Structuring Large Redux Applications: Best Practices
As a Redux application grows, managing the complexity and keeping the codebase maintainable can become challenging. In this guide, we will share some best practices for structuring large Redux applications.
Normalizing State Shape
Normalizing your state shape can make it easier to manage your data and reduce redundancy. This involves flattening your state and storing data in lookup tables, similar to how you would structure a relational database.
For example, instead of this:
{
todos: [
{
id: 1,
text: 'Learn Redux',
comments: [
{ id: 1, text: 'Great idea!' },
{ id: 2, text: 'Don't forget to practice.' }
]
},
// More todos...
]
}
You would structure your state like this:
{
todos: {
1: { id: 1, text: 'Learn Redux', comments: [1, 2] },
// More todos...
},
comments: {
1: { id: 1, text: 'Great idea!' },
2: { id: 2, text: 'Don't forget to practice.' }
}
}
Modularizing Reducers
In large Redux applications, your reducer function can grow very large. To avoid this, you can split it into smaller reducer functions, each managing independent parts of the state.
import { combineReducers } from 'redux';
import todos from './todos';
import comments from './comments';
export default combineReducers({
todos,
comments
});
In this example, the todos
reducer manages state.todos
and the comments
reducer manages state.comments
.
Using Action Creators
Action creators are functions that create actions. Using action creators can help you keep your code DRY and make it easier to test your action dispatching logic.
export function addTodo(text) {
return {
type: 'ADD_TODO',
payload: { text }
};
}
// Then, dispatch the action like this:
dispatch(addTodo('Learn Redux'));
Using Selector Functions
Selectors are functions that know how to extract specific pieces of information from a store state.

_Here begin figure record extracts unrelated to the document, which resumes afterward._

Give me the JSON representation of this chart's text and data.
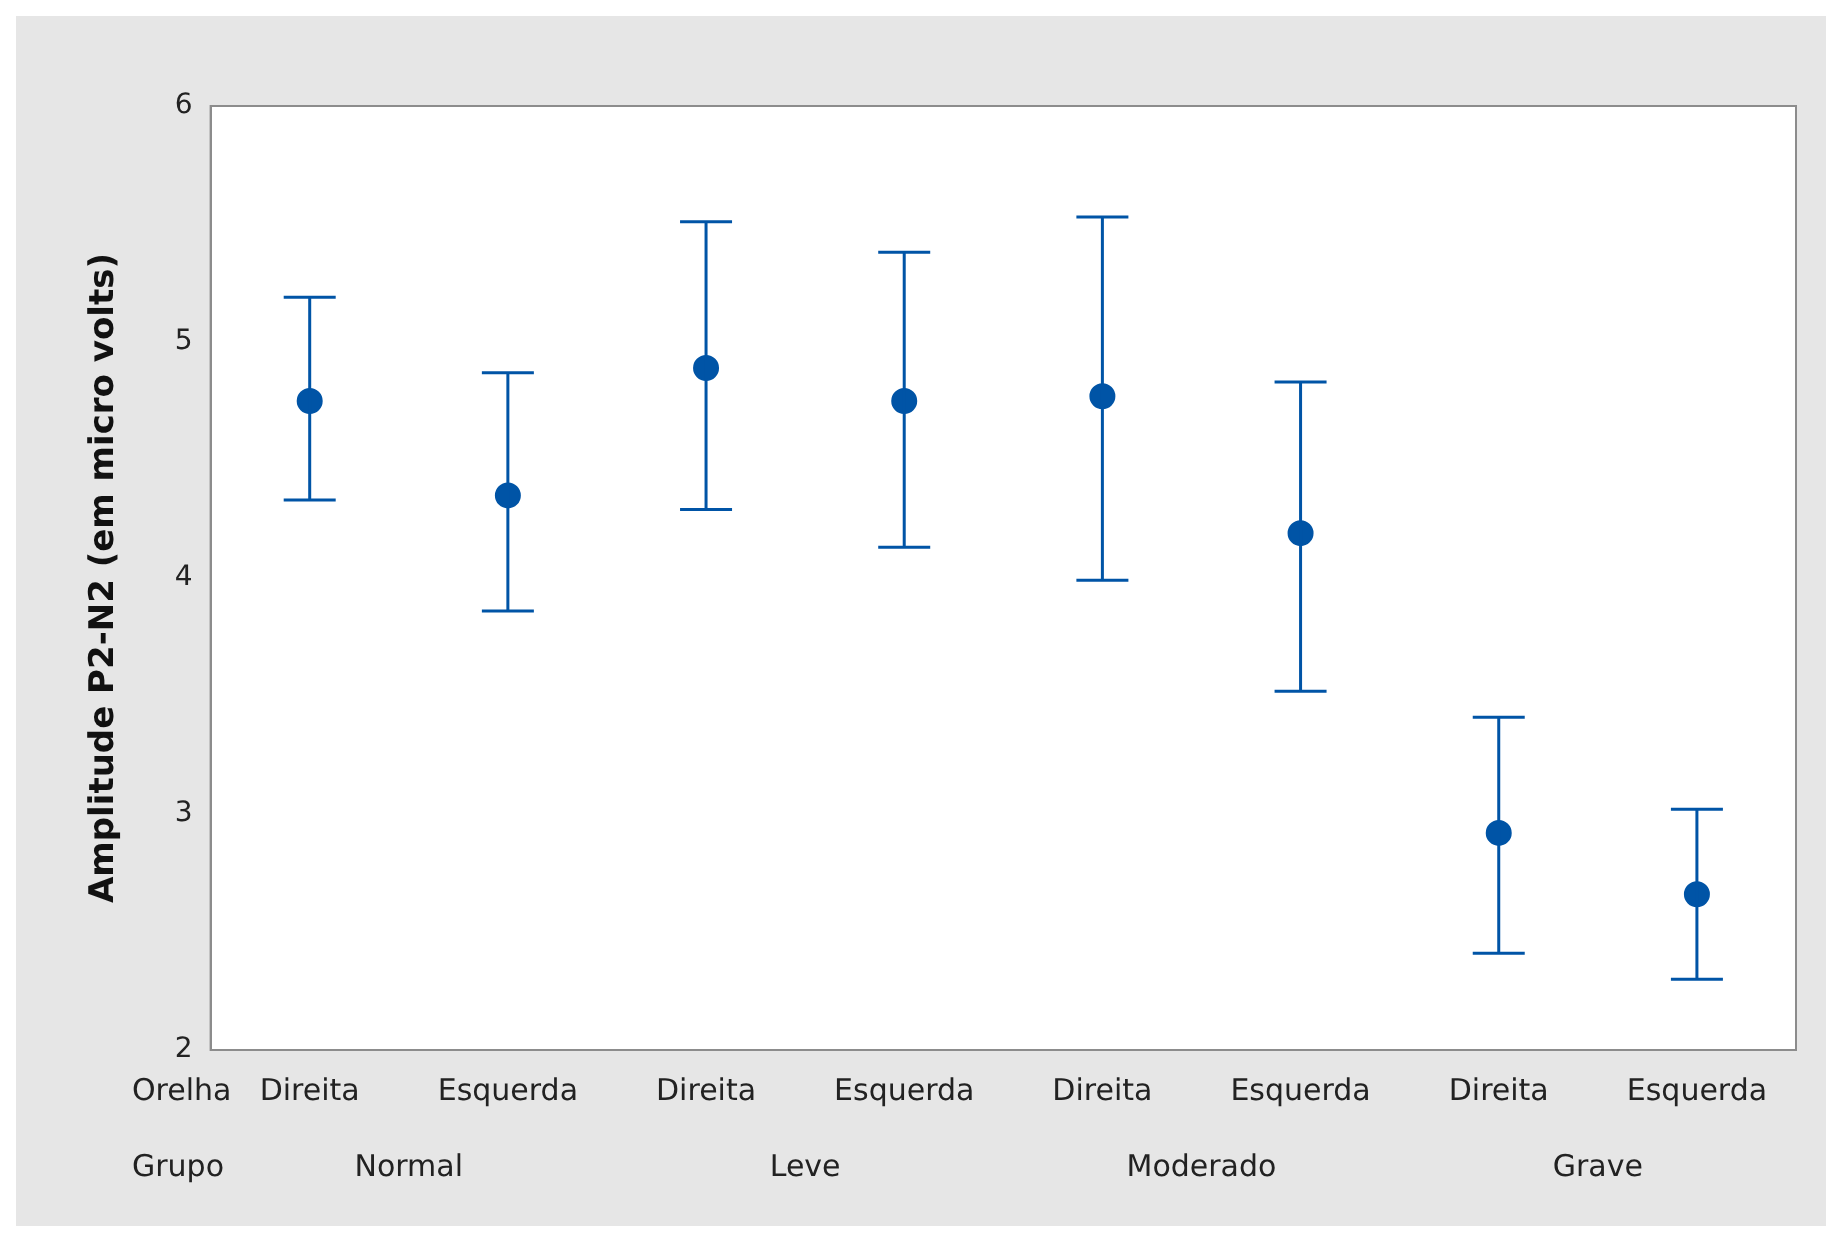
{
  "chart_data": {
    "type": "scatter",
    "ylabel": "Amplitude P2-N2 (em micro volts)",
    "categories": [
      "Direita",
      "Esquerda",
      "Direita",
      "Esquerda",
      "Direita",
      "Esquerda",
      "Direita",
      "Esquerda"
    ],
    "values": [
      4.75,
      4.35,
      4.89,
      4.75,
      4.77,
      4.19,
      2.92,
      2.66
    ],
    "errors": [
      [
        4.33,
        5.19
      ],
      [
        3.86,
        4.87
      ],
      [
        4.29,
        5.51
      ],
      [
        4.13,
        5.38
      ],
      [
        3.99,
        5.53
      ],
      [
        3.52,
        4.83
      ],
      [
        2.41,
        3.41
      ],
      [
        2.3,
        3.02
      ]
    ],
    "color": "#0054a6",
    "marker": "circle",
    "grid": false,
    "legend": false,
    "ylim": [
      2,
      6
    ],
    "yticks": [
      2,
      3,
      4,
      5,
      6
    ],
    "annotations": [
      "Orelha",
      "Grupo",
      "Normal",
      "Leve",
      "Moderado",
      "Grave"
    ]
  }
}
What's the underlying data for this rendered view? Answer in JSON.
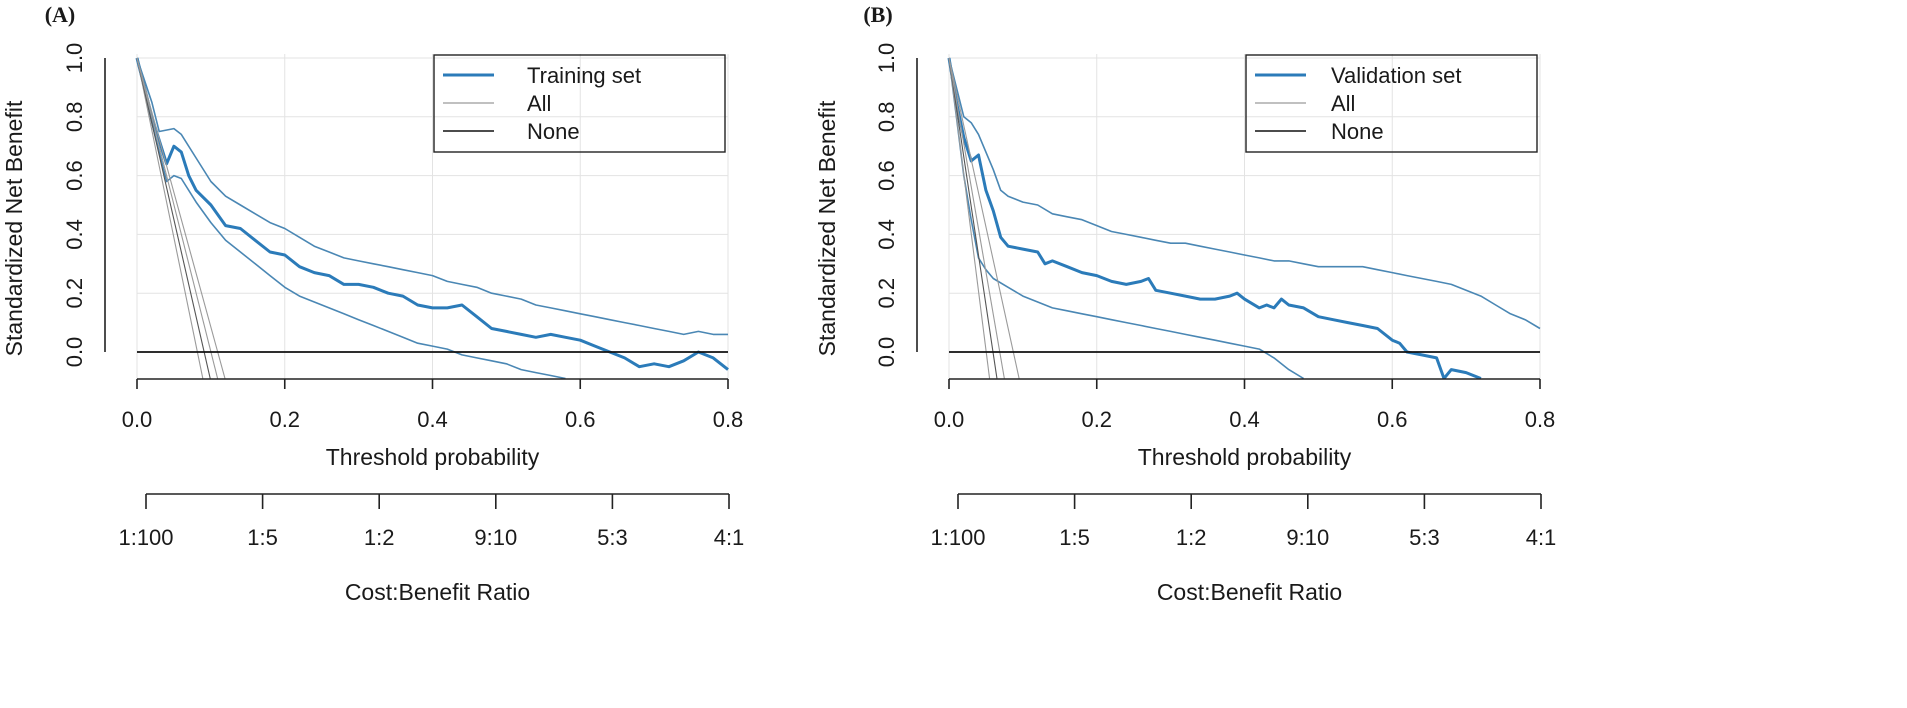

Using selectors can prevent code duplication and can make it easier to refactor state shape.
export const getTodos = state => state.todos;
export const getTodoById = (state, id) => state.todos[id];
// Then, use the selectors like this:
const todos = getTodos(state);
const todo = getTodoById(state, 1);
Conclusion
Structuring a large Redux application involves careful planning and organization, but the principles are straightforward. Normalizing state shape, modularizing reducers, using action creators, and selector functions are key best practices that can make your Redux code more manageable, scalable, and maintainable.